Despite a sign and party lights, the gaping doorway to a creaky staircase next to Tacos A Go Go is a hard sell for any first-time visitors to “The Place Upstairs.”
It’s hard to imagine how husband and wife owners Mike and Laura Levine say the shop, which is packed floor-to-ceiling with animal bones, surgical tools, trinkets, crystals, taxidermy, mannequins, dresses and even a full-sized skeleton, is “too innocent-looking in the daytime,” although that’s why they’re only open in the middle of the night.
“It takes work to get here,” Laura said, haggling with a customer over the price of a crystal desk ornament, one of the least-eerie items in the shop. But she likes the beautiful, and Mike likes the bizarre.
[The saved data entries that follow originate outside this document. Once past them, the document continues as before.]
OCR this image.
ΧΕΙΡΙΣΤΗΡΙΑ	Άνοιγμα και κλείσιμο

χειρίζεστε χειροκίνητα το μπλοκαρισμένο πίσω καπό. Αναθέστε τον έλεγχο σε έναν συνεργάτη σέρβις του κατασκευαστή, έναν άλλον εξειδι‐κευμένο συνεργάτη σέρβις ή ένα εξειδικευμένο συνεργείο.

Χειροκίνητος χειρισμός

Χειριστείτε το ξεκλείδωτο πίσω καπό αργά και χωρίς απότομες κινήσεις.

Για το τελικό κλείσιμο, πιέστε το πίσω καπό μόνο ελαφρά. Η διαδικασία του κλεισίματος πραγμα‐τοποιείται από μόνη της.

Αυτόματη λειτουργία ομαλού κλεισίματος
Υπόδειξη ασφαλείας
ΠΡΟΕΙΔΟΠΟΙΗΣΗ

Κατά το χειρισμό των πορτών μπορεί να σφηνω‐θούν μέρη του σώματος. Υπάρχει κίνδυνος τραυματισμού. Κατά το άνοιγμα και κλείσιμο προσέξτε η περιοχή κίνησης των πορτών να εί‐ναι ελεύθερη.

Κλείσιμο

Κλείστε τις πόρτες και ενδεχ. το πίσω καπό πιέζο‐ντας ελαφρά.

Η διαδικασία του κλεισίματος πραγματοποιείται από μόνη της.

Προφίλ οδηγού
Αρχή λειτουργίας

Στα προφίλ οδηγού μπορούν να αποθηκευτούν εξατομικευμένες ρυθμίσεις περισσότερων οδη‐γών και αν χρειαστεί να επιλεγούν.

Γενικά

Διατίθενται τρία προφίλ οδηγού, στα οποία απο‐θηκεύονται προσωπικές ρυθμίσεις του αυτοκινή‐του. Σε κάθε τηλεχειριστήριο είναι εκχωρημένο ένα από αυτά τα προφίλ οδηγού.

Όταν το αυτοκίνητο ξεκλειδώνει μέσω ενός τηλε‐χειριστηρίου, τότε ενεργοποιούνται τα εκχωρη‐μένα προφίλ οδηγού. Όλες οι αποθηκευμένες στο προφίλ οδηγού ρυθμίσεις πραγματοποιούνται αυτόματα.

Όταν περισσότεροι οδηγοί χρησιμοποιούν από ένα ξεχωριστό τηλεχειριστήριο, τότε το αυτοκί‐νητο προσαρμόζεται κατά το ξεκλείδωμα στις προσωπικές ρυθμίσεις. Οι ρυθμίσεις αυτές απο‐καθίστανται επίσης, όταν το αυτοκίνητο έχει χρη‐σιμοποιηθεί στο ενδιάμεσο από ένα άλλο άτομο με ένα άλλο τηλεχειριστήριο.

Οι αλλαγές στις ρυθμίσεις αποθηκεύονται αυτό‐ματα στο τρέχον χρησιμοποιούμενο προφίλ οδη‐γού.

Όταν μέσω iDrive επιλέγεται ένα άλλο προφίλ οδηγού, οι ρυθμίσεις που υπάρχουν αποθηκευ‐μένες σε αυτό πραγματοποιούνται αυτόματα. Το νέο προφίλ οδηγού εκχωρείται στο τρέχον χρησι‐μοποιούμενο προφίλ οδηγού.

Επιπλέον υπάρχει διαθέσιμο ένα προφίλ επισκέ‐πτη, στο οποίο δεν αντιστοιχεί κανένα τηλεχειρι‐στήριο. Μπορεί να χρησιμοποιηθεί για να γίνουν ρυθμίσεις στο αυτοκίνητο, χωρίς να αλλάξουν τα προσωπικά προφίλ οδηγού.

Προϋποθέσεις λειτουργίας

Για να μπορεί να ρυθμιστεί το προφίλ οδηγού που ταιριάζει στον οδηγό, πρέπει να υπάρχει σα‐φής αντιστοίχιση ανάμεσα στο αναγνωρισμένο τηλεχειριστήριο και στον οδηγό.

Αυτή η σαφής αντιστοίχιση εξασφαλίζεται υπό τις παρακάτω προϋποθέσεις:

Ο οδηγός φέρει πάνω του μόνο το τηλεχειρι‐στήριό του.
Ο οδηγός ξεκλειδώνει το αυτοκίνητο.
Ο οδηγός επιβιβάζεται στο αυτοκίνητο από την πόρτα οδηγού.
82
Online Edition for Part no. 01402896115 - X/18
Her affection for the prettier things notwithstanding, Laura can’t help but boast about the priceless two-faced kitten nestled in a shelf on the store’s right wall or the Civil War–era surgical saw buried somewhere in the back of the shop. But that’s a place where even she refuses to go, due to “bad vibes” — probably from the orphanage cradle that’s full of burnt mannequins.
Mike handles the back half of the store, adding his own personal touch to every pile of surgical equipment and bones. His aesthetic: an episode of TLC’s “Hoarders” starring Ed and Lorraine Warren from “The Conjuring.”
Off-putting descriptions aside, “The Place Upstairs” and its owners are full of charm and personality. They have no qualms about striking up a conversation with strangers and rarely forget a friendly face in their shop. Laura even said she’ll give a discount to anyone that tells her the secret password: “Cougar Spiderlegs.” Just check online first to make sure they’re open.